Signed-off-by: Yu-Zhewen <zhewenyu at amd.com>

Added: 
    

Modified: 
    mlir/lib/Interfaces/Utils/InferIntRangeCommon.cpp
    mlir/test/Dialect/Affine/int-range-interface.mlir

Removed: 
    


################################################################################
diff  --git a/mlir/lib/Interfaces/Utils/InferIntRangeCommon.cpp b/mlir/lib/Interfaces/Utils/InferIntRangeCommon.cpp
index 21f07ddce4495..c9f49fda726e7 100644
--- a/mlir/lib/Interfaces/Utils/InferIntRangeCommon.cpp
+++ b/mlir/lib/Interfaces/Utils/InferIntRangeCommon.cpp
@@ -854,12 +854,14 @@ mlir::intrange::inferAffineExpr(AffineExpr expr,
       umax = lhsMax;
     }
     // Special case: sweeping out a contiguous range with constant divisor.
-    // Only applies when dividend is non-negative to ensure result range is
-    // contiguous.
+    // Only applies when dividend is non-negative and the range does not
+    // cross a modulus boundary (same quotient), ensuring contiguity.
     else if (rhsMin == rhsMax && lhsMin.isNonNegative() &&
-             (lhsMax - lhsMin).ult(rhsMax)) {
-      // For non-negative dividends, Euclidean mod is same as unsigned
-      // remainder.
+             (lhsMax - lhsMin).ult(rhsMax) &&
+             lhsMin.udiv(rhsMax) == lhsMax.udiv(rhsMax)) {
+      // For non-negative dividends within the same modular period,
+      // Euclidean mod is same as unsigned remainder and the result is
+      // contiguous.
       umin = lhsMin.urem(rhsMax);
       umax = lhsMax.urem(rhsMax);
       // Result should be contiguous since we're not wrapping around.
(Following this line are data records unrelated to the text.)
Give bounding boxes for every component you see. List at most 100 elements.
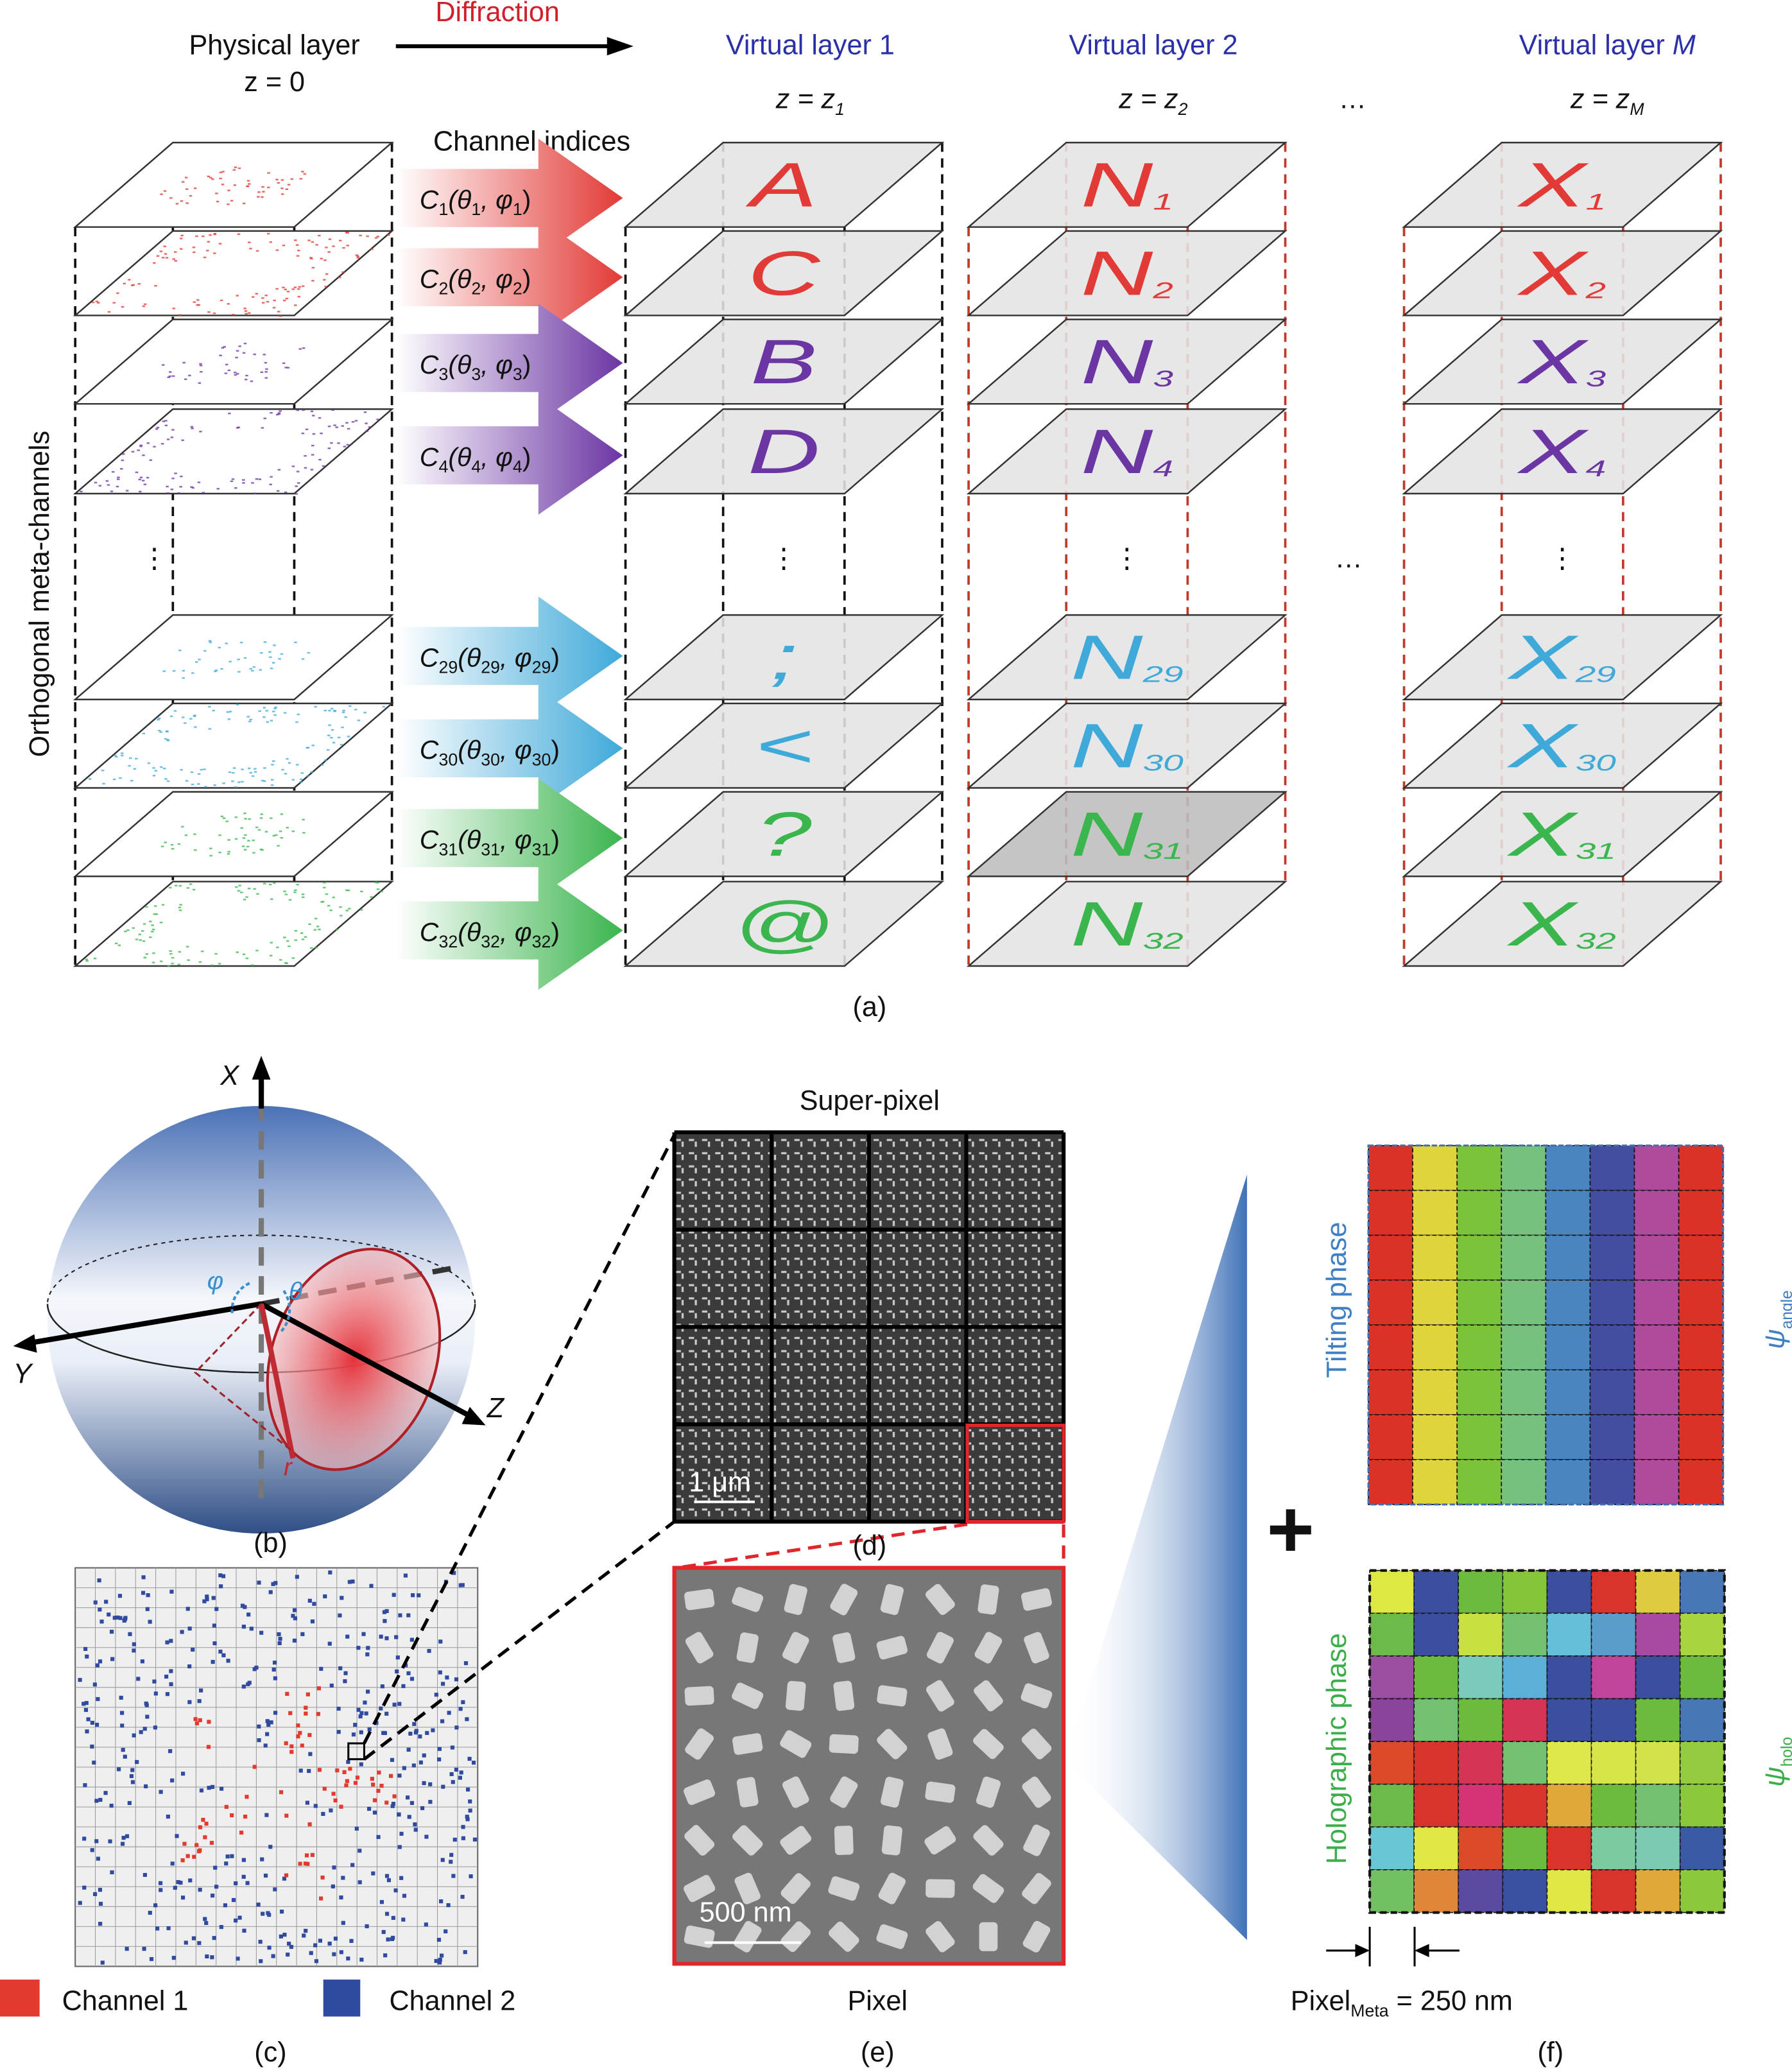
channel-2-atom <box>214 1607 219 1611</box>
channel-2-atom <box>112 1616 117 1620</box>
diffraction-label: Diffraction <box>435 0 560 28</box>
channel-2-atom <box>170 1778 175 1783</box>
meta-atom-dot <box>227 850 230 853</box>
channel-2-atom <box>263 1743 268 1748</box>
channel-symbol: (θ <box>458 735 481 764</box>
channel-2-atom <box>185 1607 190 1611</box>
channel-2-atom <box>116 1767 121 1772</box>
tilting-phase-cell <box>1501 1144 1547 1191</box>
channel-1-atom <box>245 1795 249 1799</box>
meta-atom-dot <box>227 369 231 372</box>
channel-2-atom <box>219 1925 223 1930</box>
letter-subscript: 1 <box>1586 189 1607 215</box>
channel-2-atom <box>98 1901 103 1906</box>
channel-1-atom <box>316 1712 320 1716</box>
meta-atom-dot <box>315 244 318 246</box>
channel-symbol: C <box>420 442 439 472</box>
channel-2-atom <box>452 1837 457 1842</box>
meta-atom-dot <box>172 258 176 260</box>
channel-symbol: (θ <box>448 350 471 379</box>
meta-atom-dot <box>288 899 292 901</box>
meta-atom-dot <box>244 818 247 820</box>
channel-2-atom <box>341 1876 345 1880</box>
channel-2-atom <box>424 1835 429 1839</box>
channel-2-atom <box>231 1898 236 1903</box>
tilting-phase-cell <box>1678 1234 1724 1281</box>
meta-atom-dot <box>296 409 300 411</box>
meta-atom-dot <box>251 669 254 672</box>
channel-2-atom <box>397 1702 402 1706</box>
channel-1-atom <box>298 1861 302 1866</box>
meta-atom-dot <box>159 250 163 252</box>
meta-atom-dot <box>241 768 244 770</box>
meta-atom-dot <box>357 720 361 721</box>
channel-2-atom <box>305 1800 309 1805</box>
channel-2-atom <box>437 1960 442 1965</box>
channel-subscript: 3 <box>438 365 448 384</box>
channel-2-atom <box>465 1787 470 1792</box>
holographic-phase-cell <box>1502 1783 1548 1828</box>
meta-atom-dot <box>116 292 119 294</box>
meta-atom-dot <box>196 304 199 306</box>
meta-atom-dot <box>151 924 154 926</box>
meta-atom-dot <box>261 186 264 188</box>
meta-atom-dot <box>318 458 322 461</box>
meta-atom-dot <box>167 965 171 967</box>
meta-atom-dot <box>231 780 234 782</box>
channel-symbol: (θ <box>448 185 471 214</box>
channel-2-atom <box>142 1872 147 1878</box>
meta-atom-dot <box>243 849 247 850</box>
meta-atom-dot <box>270 476 273 478</box>
meta-atom-dot <box>184 177 188 178</box>
channel-2-atom <box>391 1802 396 1806</box>
pixel-scale-label: 500 nm <box>700 1897 792 1928</box>
channel-1-atom <box>296 1734 300 1739</box>
meta-atom-dot <box>180 200 184 202</box>
meta-atom-dot <box>261 779 264 782</box>
pixel-size-value: = 250 nm <box>1389 1985 1513 2016</box>
letter-text: @ <box>733 889 834 960</box>
channel-2-atom <box>184 1940 188 1945</box>
meta-atom-dot <box>365 422 368 424</box>
holographic-phase-cell <box>1413 1698 1460 1742</box>
meta-atom-dot <box>270 779 274 781</box>
letter-text: N <box>1071 889 1144 960</box>
channel-2-atom <box>339 1895 343 1900</box>
channel-1-atom <box>204 1822 209 1826</box>
layer-plane <box>623 408 945 495</box>
channel-1-atom <box>201 1818 205 1822</box>
meta-atom-dot <box>171 956 175 959</box>
channel-2-atom <box>343 1679 347 1684</box>
nanorod <box>782 1776 809 1808</box>
holographic-phase-cell <box>1635 1569 1681 1614</box>
channel-2-atom <box>132 1648 136 1653</box>
meta-atom-dot <box>180 234 184 237</box>
channel-2-atom <box>120 1711 125 1715</box>
nanorod <box>785 1680 806 1711</box>
meta-atom-dot <box>185 780 189 782</box>
channel-2-atom <box>409 1637 414 1642</box>
nanorod <box>780 1921 811 1953</box>
channel-2-atom <box>403 1573 408 1578</box>
channel-2-atom <box>350 1863 355 1867</box>
meta-atom-dot <box>203 650 207 652</box>
meta-atom-dot <box>270 817 273 819</box>
meta-atom-dot <box>227 718 231 720</box>
z-text: z = z <box>1118 84 1178 115</box>
meta-atom-dot <box>230 480 234 483</box>
meta-atom-dot <box>139 445 142 447</box>
meta-atom-dot <box>254 771 257 773</box>
hologram-letter: ; <box>770 622 798 693</box>
meta-atom-dot <box>151 962 155 963</box>
meta-atom-dot <box>342 246 345 249</box>
nanorod <box>927 1728 953 1760</box>
holographic-phase-cell <box>1679 1783 1725 1828</box>
channel-1-atom <box>319 1896 323 1901</box>
holographic-phase-cell <box>1590 1655 1637 1700</box>
channel-2-atom <box>441 1682 445 1686</box>
meta-atom-dot <box>160 193 163 195</box>
meta-subscript: Meta <box>1350 2001 1389 2021</box>
tilting-phase-cell <box>1633 1324 1680 1370</box>
meta-atom-dot <box>203 256 207 259</box>
meta-atom-dot <box>311 454 314 456</box>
diff  --git a/mlir/test/Dialect/Affine/int-range-interface.mlir b/mlir/test/Dialect/Affine/int-range-interface.mlir
index ca8df8a9e5788..ac64ad09ee244 100644
--- a/mlir/test/Dialect/Affine/int-range-interface.mlir
+++ b/mlir/test/Dialect/Affine/int-range-interface.mlir
@@ -147,6 +147,18 @@ func.func @affine_apply_mod_variable_divisor() -> index {
   func.return %1 : index
 }
 
+// CHECK-LABEL: func @affine_apply_mod_cross_boundary
+// CHECK: test.reflect_bounds {smax = 7 : index, smin = 0 : index, umax = 7 : index, umin = 0 : index}
+func.func @affine_apply_mod_cross_boundary() -> index {
+  %d0 = test.with_bounds { umin = 14 : index, umax = 17 : index,
+                           smin = 14 : index, smax = 17 : index } : index
+  // Range [14, 17] spans a mod-8 boundary (at 16): 14%8=6, 17%8=1.
+  // Span 3 < 8 but the range wraps, so we fall back to [0, 7].
+  %0 = affine.apply affine_map<(d0) -> (d0 mod 8)>(%d0)
+  %1 = test.reflect_bounds %0 : index
+  func.return %1 : index
+}
+
 // CHECK-LABEL: func @affine_apply_mod_negative_dividend
 // CHECK: test.reflect_bounds {smax = 3 : index, smin = 0 : index, umax = 3 : index, umin = 0 : index}
 func.func @affine_apply_mod_negative_dividend() -> index {